Sancak nedir? Ve özelliklerine kısaca değinmek gerekirse; Sancak Türk ordusunun şeref ve namus sembolüdür. Bayrak gibi, sancak da kutsaldır. Şeref timsali olan bir sancak birliği tarafından büyük bir tizlikle korunur ve sancak ayakta selamlanır. Cepheye sancak birlikle beraber hareket edilirdi. Sancağı taşıyan sancaktar, yanında ise 2 sancak muhafızı bulunurdu. Bu askerlerin başında ise sancak muhafız komutanı olarak bir subay bulunurdu. Bir sancağın esir edilebilmesi için ait olduğu birliğinin tamamen esir alınması gerekir ki ancak öyle ele geçebilsin. Asker sancağını yere düşürmemek yahut düşmana bırakmamak için ölüm bile göze alırdı ki, bunun için nice kumandanların etmeksizin ölüme atıldıkları bilinmektedir
Sancakların özellikleri ise şunlardır. “Sancak, Altın kaplı ip, Altın kaplı tel; üst ve alt kenarlarında ve dalgasında bir altın kaplı püsküllü kırmızı ipekten yapılmıştır. Sancağın bir kenarında bir daire içinde Osmanlı Sultanı V. Mehmet’in (1909–1918) altın kaplı iple tuğrası işlenmiştir. Daire, dört alay sancağının işlemeli şekilleri ve kargıları, çift başlı baltaları ve trompetleri içeren çeşitli askeri sembollerle çevrilidir. Altı, beş madalyanın işlemeli şekilleri asılı bir tomar yapraktır. Sancağın diğer kenarı na ise yine altın kaplı iplikle kelime-i tevhid ( La ilahe illallah Muhammedür resulullah- Allah’tan başka ilah yoktur, ve Muhammed Allah’ın elçisidir.)nakşedilmiştir. Sancak tepesinde pirinçten mamul ay ve yıldız yer alan nikel kaplama bir direğe bağlanmıştır) Ayrıca iki altın kaplı ve kırmızı ipek ipler ve püsküller direğe bağlanmıştı.”

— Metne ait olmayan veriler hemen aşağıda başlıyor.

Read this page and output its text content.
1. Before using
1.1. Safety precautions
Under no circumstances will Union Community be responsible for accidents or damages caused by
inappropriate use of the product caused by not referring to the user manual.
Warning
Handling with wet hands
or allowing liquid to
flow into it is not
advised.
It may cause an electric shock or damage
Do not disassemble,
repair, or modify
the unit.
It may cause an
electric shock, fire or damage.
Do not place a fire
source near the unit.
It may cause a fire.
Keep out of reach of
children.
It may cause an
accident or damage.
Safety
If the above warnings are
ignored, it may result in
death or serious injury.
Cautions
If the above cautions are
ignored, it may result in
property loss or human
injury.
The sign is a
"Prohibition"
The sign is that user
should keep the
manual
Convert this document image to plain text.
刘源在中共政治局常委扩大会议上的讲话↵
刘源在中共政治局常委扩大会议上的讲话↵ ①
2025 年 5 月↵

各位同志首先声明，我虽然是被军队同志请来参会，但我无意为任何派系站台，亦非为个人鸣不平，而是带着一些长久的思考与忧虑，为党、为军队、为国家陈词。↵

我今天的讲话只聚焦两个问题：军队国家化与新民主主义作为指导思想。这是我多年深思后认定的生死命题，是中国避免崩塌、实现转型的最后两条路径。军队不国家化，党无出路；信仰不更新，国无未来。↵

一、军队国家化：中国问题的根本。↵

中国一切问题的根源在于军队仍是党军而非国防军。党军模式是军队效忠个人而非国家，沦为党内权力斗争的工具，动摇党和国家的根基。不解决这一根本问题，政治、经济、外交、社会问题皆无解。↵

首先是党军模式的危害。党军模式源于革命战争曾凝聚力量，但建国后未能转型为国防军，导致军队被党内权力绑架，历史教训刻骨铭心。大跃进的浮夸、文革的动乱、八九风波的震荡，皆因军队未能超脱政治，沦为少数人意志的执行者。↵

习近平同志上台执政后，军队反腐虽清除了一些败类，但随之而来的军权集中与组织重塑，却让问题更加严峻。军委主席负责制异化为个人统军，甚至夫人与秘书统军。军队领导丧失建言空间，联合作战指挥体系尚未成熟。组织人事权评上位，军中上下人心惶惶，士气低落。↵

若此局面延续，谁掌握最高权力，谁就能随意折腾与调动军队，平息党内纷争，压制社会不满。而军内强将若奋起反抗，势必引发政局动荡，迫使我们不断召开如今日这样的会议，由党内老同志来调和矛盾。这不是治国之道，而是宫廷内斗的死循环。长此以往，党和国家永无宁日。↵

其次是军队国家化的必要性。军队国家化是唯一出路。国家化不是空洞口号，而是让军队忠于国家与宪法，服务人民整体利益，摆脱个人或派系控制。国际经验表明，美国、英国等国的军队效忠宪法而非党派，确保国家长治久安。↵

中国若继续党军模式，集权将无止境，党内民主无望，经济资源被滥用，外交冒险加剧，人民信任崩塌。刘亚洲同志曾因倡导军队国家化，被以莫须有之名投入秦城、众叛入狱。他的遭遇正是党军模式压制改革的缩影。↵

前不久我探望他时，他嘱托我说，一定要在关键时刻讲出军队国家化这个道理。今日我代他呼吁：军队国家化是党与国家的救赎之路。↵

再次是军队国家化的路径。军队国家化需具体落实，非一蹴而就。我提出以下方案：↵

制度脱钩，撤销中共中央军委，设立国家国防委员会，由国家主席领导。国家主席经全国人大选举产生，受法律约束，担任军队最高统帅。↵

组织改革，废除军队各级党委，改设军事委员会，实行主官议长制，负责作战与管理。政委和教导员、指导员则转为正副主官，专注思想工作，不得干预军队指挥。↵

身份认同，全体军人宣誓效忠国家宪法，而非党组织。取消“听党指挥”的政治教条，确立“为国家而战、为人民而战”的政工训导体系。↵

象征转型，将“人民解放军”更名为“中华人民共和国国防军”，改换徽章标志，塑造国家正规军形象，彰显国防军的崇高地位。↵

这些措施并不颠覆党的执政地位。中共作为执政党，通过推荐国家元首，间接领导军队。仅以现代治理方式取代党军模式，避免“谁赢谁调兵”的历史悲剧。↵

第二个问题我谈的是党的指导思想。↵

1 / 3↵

Avustralya Savaş Müzesi kayıtlarında sancaklar hakkında verilen bilgiler şunlardır.
80. Türk Piyade Alayının Sancağı
80. Türk Piyade Alayı’nın sancağı Sina Filistin cephesinde 23 Aralık 1916’da Magdhaba Savaşı’nda 2. Hafif Süvari Alayı, AIF[1] 404 Filo Karargâhı Süvari Çavuşu Dennis Ramsay Needham Walker tarafından ele geçirilmiştir.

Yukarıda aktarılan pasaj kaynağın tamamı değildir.